Inherited defects causing abnormal development or degeneration of the central nervous system comprise a large proportion of fetal and childhood mortality and morbidity. There are many forms of spinal muscular atrophy (SMA) in humans, but for only a few has the molecular basis been established. The common form of autosomal recessive, early-onset SMA is attributed to defects in the region of the survival motor neuron gene (SMN) locus on chromosome 5q12-q14 and is a leading cause of infant mortality. With an incidence of approximately 1:10,000 births, the severe form of 5q SMA is the most common autosomal recessive disease lethal to infants, and when including milder forms, it is the second most common pediatric neuromuscular disorder overall. We have identified a domestic cat family exhibiting an autosomal recessive form of SMA caused by loss of spinal cord motor neurons and resulting in early juvenile-onset skeletal muscle atrophy, weakness, and loss of function. The feline disorder is clinically-distinguishable from SMA type III in humans and represents a new and unique animal model of human SMA. The long-term goals of this investigation are to characterize and use this feline model to better understand normal motor neuron development, maintenance and function, with the objective of developing novel therapeutics for spinal muscular atrophy in humans. Characterization of this animal model will address the need to better understand the mechanisms of motor neuron disease in humans and, potentially, provide a system in which to test new therapeutic protocols. Immediately we proposed to make a detailed description of the pathology of the disorder and to determine the molecular genetic basis of feline SMA. The specific aims of this proposal are: 1) to establish and maintain a breeding colony of SMA cats and to perform matings which will be most informative for genetic linkage studies and will produce additional affected and littermate controls for studies of pathogenesis, 2) to characterize the histopathology of feline SMA as the disorder progresses from late gestation through onset of clinical signs, 3) to determine the molecular basis of feline SMA by examining candidate genes for evidence to the feline SMA disease locus. Initial candidate genes will be those implicated in human SMA, but otherwise a comparative positional-candidate gene approach will be taken.

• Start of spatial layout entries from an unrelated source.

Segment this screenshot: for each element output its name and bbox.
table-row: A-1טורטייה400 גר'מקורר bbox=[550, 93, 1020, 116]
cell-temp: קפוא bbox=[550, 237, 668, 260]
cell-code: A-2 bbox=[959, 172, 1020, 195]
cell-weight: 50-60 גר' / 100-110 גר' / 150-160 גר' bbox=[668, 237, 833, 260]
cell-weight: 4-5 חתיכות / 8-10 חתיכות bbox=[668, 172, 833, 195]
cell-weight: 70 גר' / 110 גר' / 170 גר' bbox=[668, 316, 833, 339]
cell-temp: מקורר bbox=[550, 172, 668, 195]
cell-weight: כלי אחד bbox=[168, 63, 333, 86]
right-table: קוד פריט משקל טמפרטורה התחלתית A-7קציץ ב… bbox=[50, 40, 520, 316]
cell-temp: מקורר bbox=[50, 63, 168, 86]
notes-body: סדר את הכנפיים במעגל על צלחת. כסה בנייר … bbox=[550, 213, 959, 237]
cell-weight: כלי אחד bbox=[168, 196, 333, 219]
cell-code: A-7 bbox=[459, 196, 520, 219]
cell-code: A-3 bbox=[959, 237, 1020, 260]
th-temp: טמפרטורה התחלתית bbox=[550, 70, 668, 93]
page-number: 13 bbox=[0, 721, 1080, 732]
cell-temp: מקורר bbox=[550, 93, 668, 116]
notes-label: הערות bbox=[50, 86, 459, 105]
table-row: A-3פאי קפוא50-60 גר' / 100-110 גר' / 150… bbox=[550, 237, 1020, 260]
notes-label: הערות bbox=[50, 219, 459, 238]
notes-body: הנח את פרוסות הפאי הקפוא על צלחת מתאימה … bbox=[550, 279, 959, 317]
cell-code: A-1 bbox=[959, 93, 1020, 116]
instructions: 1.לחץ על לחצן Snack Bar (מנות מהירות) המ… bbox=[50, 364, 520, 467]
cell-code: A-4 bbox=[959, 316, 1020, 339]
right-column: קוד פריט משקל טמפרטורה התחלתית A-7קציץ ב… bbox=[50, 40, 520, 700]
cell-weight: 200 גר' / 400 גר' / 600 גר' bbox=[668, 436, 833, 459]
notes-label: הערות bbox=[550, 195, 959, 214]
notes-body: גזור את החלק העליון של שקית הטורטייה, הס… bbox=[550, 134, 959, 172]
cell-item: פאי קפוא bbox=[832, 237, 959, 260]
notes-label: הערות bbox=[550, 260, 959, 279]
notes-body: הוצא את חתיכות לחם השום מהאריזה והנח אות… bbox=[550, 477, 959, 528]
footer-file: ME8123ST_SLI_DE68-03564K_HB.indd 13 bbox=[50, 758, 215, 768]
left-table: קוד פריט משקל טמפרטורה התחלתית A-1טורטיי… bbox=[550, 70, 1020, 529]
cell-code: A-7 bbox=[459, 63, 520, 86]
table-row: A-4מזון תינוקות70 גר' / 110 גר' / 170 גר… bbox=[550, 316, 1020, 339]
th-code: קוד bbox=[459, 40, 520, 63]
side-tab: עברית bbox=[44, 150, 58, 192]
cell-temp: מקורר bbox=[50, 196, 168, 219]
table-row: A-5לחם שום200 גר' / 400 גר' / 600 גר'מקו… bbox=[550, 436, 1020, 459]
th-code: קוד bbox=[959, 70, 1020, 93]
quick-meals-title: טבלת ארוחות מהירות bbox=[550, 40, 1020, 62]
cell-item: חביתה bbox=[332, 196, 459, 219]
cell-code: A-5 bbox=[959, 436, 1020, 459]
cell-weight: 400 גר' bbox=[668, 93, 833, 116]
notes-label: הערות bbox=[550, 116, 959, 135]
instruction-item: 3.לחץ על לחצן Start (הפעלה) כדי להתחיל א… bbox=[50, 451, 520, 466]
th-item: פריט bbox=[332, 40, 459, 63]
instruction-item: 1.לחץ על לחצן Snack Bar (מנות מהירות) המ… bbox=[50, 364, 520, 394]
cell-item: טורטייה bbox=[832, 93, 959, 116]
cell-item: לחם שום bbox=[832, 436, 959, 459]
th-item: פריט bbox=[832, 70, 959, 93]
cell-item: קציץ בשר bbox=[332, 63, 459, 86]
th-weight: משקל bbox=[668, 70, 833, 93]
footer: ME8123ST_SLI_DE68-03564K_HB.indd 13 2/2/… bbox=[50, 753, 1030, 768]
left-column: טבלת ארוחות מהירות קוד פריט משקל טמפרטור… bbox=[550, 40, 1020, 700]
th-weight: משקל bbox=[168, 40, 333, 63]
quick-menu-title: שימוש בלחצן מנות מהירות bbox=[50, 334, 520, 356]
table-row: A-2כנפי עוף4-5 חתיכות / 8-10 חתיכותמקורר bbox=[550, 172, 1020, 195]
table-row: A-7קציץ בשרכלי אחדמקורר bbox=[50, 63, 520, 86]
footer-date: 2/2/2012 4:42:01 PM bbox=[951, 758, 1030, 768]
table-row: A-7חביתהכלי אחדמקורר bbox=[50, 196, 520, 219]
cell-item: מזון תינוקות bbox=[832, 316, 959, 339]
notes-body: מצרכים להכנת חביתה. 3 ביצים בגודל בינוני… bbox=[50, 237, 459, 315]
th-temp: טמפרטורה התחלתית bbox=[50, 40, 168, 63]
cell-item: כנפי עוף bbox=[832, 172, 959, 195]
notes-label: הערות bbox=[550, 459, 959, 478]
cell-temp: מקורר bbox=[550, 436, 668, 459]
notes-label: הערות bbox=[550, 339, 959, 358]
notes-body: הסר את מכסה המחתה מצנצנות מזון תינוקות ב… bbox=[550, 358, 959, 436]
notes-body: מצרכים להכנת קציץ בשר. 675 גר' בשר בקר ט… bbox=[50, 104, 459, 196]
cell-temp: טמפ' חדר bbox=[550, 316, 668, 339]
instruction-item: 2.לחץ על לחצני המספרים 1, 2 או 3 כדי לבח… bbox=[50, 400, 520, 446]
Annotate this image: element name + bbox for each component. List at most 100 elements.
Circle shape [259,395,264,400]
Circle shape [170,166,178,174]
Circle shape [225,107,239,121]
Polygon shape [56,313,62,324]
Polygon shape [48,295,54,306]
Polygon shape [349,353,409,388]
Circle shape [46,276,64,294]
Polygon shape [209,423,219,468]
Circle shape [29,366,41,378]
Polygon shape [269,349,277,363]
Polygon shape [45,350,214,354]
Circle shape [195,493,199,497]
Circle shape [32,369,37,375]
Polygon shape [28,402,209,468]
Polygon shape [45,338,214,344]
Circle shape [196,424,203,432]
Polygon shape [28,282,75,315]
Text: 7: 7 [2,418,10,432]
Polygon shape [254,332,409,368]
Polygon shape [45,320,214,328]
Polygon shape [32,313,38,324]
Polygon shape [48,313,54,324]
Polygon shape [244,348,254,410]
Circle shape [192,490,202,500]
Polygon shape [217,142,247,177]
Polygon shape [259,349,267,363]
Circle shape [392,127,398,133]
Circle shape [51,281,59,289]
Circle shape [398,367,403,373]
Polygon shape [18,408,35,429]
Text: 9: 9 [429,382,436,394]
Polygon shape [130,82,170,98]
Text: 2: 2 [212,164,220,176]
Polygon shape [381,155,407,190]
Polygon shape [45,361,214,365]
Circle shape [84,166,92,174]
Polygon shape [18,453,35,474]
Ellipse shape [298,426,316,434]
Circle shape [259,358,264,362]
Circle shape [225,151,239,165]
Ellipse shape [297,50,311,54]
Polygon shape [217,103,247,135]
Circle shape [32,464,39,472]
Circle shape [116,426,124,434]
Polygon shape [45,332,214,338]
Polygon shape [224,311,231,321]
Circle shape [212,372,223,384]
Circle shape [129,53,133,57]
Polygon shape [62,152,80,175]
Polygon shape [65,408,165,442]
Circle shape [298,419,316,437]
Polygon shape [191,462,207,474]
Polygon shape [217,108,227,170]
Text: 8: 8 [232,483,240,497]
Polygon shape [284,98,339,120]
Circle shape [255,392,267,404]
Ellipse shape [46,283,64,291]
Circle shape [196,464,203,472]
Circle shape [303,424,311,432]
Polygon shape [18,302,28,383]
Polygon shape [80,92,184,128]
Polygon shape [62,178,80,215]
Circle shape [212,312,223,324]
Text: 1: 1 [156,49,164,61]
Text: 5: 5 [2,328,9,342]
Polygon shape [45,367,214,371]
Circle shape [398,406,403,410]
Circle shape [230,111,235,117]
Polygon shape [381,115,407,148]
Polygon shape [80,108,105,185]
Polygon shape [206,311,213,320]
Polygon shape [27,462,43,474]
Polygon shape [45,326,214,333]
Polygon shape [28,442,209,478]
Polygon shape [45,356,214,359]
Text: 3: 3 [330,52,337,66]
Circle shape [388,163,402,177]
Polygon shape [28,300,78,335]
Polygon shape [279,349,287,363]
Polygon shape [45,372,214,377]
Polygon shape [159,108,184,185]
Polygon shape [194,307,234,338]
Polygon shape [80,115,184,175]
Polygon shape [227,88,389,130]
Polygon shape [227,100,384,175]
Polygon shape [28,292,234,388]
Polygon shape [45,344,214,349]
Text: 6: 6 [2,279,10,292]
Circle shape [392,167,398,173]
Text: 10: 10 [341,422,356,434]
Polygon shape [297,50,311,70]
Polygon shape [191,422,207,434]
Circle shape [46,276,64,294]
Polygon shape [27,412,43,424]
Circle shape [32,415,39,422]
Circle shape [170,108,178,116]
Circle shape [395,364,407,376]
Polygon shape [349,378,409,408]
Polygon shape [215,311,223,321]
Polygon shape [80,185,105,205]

引起中枢神经系统发育异常或退化的遗传缺陷在胎儿和儿童死亡率和发病率中占很大比例。在人类中有许多形式的脊髓性肌萎缩症（SMA），但只有少数已经建立了分子基础。常染色体隐性遗传早发性SMA的常见形式归因于染色体5 q12-q14上运动神经元存活基因（SMN）位点区域的缺陷，是婴儿死亡的主要原因。重度5 q SMA的发生率约为1：10，000，是婴儿最常见的致死性常染色体隐性遗传病，当包括轻度形式时，它是总体上第二常见的儿科神经肌肉疾病。我们已经确定了一个家猫家族，该家族表现出由脊髓运动神经元缺失引起的常染色体隐性形式的SMA，并导致早期青少年发作的骨骼肌萎缩、虚弱和功能丧失。猫疾病在临床上与人类SMA III型不同，代表了人类SMA的一种新的独特动物模型。这项研究的长期目标是表征和使用这种猫模型，以更好地了解正常运动神经元的发育，维持和功能，目的是开发人类脊髓性肌萎缩症的新疗法。该动物模型的表征将满足更好地了解人类运动神经元疾病机制的需求，并可能提供一个测试新治疗方案的系统。我们立即提出了详细描述的疾病的病理，并确定猫SMA的分子遗传基础。这项建议的具体目标是：1）建立并维持SMA猫的繁殖群体，并进行交配，这将为遗传连锁研究提供最多信息，并将为发病机制研究产生额外的受影响和同窝对照，2）表征猫SMA从妊娠晚期至临床体征发作期间疾病进展的组织病理学特征，3）通过检查猫SMA疾病基因座的候选基因来确定猫SMA的分子基础。最初的候选基因将是那些与人SMA有关的基因，但除此之外，将采用比较位置候选基因方法。